2 tbsp olive oil
600 gm chuck steak, cut into 2cm pieces
1 tsp sea salt
1 tsp pepper
1 onion, finely chopped
2 carrots, finely chopped
3 garlic cloves, chopped
1 tbsp tapioca flour
2 tbsp tomato paste
1 tbsp balsamic vinegar
1 tbsp worcestershire sauce
250 ml water
2 sheets Puff pastry - preferably butter, additive free
2 sheets Shortcrust pastry - preferably butter, additive free
1 egg, lightly beaten
NUTRA ORGANICS PRODUCTS
- Heat oil in a saucepan over high heat. Season beef then cook in batches until golden. Remove from saucepan and set aside.
- Add onion, garlic and carrot to pan, sauté for about 5 minutes,
- Add beef back in, then add tapioca flour, stir to combine, add the tomato paste, beef concentrate, water, worcestershire and balsamic vinegar. Reduce heat to low. Cover and simmer for about 2-2½ hours, until beef is tender
- Remove cover and cook until sauce is thickened, about 30 minutes. Taste and adjust seasoning.
- Set aside to cool, then refrigerate until completely cooled (you can do all this a day ahead of the party and be a time-saving genius)
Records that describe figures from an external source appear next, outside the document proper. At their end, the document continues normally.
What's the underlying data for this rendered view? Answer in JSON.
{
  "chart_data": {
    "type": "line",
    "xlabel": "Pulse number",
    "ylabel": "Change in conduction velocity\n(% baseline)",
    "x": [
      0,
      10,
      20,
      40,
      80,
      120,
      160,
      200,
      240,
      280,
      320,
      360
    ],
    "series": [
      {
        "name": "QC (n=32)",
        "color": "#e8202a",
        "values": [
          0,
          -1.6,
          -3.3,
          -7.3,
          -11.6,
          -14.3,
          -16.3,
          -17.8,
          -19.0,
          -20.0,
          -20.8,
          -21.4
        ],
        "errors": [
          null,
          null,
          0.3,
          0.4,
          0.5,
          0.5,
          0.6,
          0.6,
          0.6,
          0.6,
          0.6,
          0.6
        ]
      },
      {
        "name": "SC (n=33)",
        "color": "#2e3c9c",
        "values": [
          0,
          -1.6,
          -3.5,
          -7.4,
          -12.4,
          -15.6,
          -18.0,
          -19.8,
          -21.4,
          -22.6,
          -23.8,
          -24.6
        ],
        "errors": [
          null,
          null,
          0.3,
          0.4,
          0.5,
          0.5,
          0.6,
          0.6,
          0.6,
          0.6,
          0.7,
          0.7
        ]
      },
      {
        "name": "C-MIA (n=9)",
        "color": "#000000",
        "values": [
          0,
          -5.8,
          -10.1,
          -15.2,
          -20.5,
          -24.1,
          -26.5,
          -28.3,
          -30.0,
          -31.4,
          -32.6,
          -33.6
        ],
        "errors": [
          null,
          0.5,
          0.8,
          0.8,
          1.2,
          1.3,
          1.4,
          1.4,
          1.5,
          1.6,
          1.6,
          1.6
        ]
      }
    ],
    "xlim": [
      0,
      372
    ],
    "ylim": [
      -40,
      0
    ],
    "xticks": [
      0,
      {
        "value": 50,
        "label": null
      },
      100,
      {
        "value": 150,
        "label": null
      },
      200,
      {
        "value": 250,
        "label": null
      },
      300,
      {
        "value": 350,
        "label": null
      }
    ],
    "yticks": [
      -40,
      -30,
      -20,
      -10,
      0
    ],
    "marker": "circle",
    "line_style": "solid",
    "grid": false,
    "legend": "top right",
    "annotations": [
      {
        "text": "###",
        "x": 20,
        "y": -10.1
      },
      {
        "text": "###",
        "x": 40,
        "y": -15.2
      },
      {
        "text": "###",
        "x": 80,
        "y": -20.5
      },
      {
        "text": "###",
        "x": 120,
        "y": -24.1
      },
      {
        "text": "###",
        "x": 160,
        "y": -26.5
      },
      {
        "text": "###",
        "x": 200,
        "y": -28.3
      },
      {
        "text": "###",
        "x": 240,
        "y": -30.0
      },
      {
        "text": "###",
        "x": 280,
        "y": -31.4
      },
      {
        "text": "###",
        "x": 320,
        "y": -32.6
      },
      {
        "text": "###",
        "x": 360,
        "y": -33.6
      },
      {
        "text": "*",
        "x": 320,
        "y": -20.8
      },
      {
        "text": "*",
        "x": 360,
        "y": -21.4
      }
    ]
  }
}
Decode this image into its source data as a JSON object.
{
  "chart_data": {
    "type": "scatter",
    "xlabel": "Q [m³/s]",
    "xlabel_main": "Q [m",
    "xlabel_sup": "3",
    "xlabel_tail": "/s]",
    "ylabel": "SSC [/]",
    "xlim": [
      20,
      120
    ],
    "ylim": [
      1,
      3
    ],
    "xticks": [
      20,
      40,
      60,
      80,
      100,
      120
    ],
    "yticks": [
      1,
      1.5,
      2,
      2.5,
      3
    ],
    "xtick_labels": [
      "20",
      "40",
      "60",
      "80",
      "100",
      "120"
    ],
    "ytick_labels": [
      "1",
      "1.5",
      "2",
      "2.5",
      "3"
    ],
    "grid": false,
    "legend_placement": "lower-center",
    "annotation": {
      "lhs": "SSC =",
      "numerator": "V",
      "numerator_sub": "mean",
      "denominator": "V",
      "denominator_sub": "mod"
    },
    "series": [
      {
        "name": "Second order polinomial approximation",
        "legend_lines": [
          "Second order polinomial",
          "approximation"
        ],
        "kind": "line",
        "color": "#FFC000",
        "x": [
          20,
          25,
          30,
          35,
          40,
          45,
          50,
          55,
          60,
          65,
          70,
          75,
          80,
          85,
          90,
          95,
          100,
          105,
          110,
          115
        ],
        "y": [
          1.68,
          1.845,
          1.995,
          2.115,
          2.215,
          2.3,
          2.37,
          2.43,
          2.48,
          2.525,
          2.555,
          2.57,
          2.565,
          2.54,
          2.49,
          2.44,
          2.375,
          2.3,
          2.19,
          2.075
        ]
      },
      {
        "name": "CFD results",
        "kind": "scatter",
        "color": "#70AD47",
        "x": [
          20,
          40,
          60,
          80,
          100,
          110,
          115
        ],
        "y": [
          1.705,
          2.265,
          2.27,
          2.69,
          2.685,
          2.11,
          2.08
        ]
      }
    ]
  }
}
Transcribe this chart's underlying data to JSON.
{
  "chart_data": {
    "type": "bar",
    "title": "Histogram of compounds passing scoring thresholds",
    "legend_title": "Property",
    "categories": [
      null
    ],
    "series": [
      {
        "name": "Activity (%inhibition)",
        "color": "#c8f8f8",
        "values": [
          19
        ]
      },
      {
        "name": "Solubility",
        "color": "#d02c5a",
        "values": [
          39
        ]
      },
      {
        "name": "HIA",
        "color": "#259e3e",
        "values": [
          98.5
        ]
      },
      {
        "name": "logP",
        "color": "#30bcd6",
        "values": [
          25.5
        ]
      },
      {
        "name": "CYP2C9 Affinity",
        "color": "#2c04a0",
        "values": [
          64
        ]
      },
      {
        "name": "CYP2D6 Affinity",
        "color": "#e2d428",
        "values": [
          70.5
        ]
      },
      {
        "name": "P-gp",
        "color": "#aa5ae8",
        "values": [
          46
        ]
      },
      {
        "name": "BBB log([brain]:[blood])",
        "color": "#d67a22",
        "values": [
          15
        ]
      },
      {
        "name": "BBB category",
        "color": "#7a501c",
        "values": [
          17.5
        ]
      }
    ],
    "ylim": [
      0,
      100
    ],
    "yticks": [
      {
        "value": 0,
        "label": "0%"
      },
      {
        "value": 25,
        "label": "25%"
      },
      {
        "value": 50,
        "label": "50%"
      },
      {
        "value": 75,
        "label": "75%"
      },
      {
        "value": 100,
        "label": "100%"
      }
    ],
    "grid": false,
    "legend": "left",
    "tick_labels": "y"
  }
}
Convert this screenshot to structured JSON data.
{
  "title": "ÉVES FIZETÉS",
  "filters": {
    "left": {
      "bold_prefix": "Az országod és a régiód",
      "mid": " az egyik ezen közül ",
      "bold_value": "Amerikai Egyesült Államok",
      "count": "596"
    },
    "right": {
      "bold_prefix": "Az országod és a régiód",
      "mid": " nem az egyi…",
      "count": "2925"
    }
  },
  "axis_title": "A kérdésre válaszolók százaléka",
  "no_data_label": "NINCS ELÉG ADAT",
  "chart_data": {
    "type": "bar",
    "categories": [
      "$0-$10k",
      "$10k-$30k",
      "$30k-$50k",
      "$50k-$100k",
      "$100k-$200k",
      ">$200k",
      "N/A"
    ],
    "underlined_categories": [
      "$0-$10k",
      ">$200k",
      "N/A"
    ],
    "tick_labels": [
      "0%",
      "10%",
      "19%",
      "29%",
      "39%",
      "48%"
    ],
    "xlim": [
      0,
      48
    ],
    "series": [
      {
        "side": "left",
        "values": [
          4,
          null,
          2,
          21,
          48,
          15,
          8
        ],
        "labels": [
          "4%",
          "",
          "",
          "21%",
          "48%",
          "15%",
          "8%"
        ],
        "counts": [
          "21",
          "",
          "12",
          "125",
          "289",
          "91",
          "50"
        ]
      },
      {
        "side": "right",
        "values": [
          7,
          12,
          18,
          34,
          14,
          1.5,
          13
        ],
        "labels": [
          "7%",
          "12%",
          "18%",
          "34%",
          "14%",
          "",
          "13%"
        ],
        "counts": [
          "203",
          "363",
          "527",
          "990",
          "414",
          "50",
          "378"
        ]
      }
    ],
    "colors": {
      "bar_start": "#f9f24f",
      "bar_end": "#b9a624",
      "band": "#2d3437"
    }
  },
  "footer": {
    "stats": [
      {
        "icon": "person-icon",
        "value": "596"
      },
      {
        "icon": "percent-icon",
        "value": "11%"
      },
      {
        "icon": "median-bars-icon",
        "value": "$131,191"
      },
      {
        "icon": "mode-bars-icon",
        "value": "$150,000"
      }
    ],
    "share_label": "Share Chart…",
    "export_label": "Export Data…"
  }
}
- Oil a muffin tray. Roll out shortcrust pastry and cut twelve 10 cm diameter rounds - do a test to fit your muffin tray. Line a 12 capacity muffin tray with pastry and refrigerate for 20 minutes.
- Meanwhile, cut twelve 7cm diameter rounds of puff pastry - big enough to tuck into the side of the pie a little bit
- Divide pie mixture among pastry filled muffin tray, lay the puff pastry rounds on top and brush with egg wash.
- Press edges together and refrigerate for another 20 minutes, meanwhile preheat oven to 200C.
- Bake until golden and the meat is heated through (15-20 minutes). Serve with tomato sauce.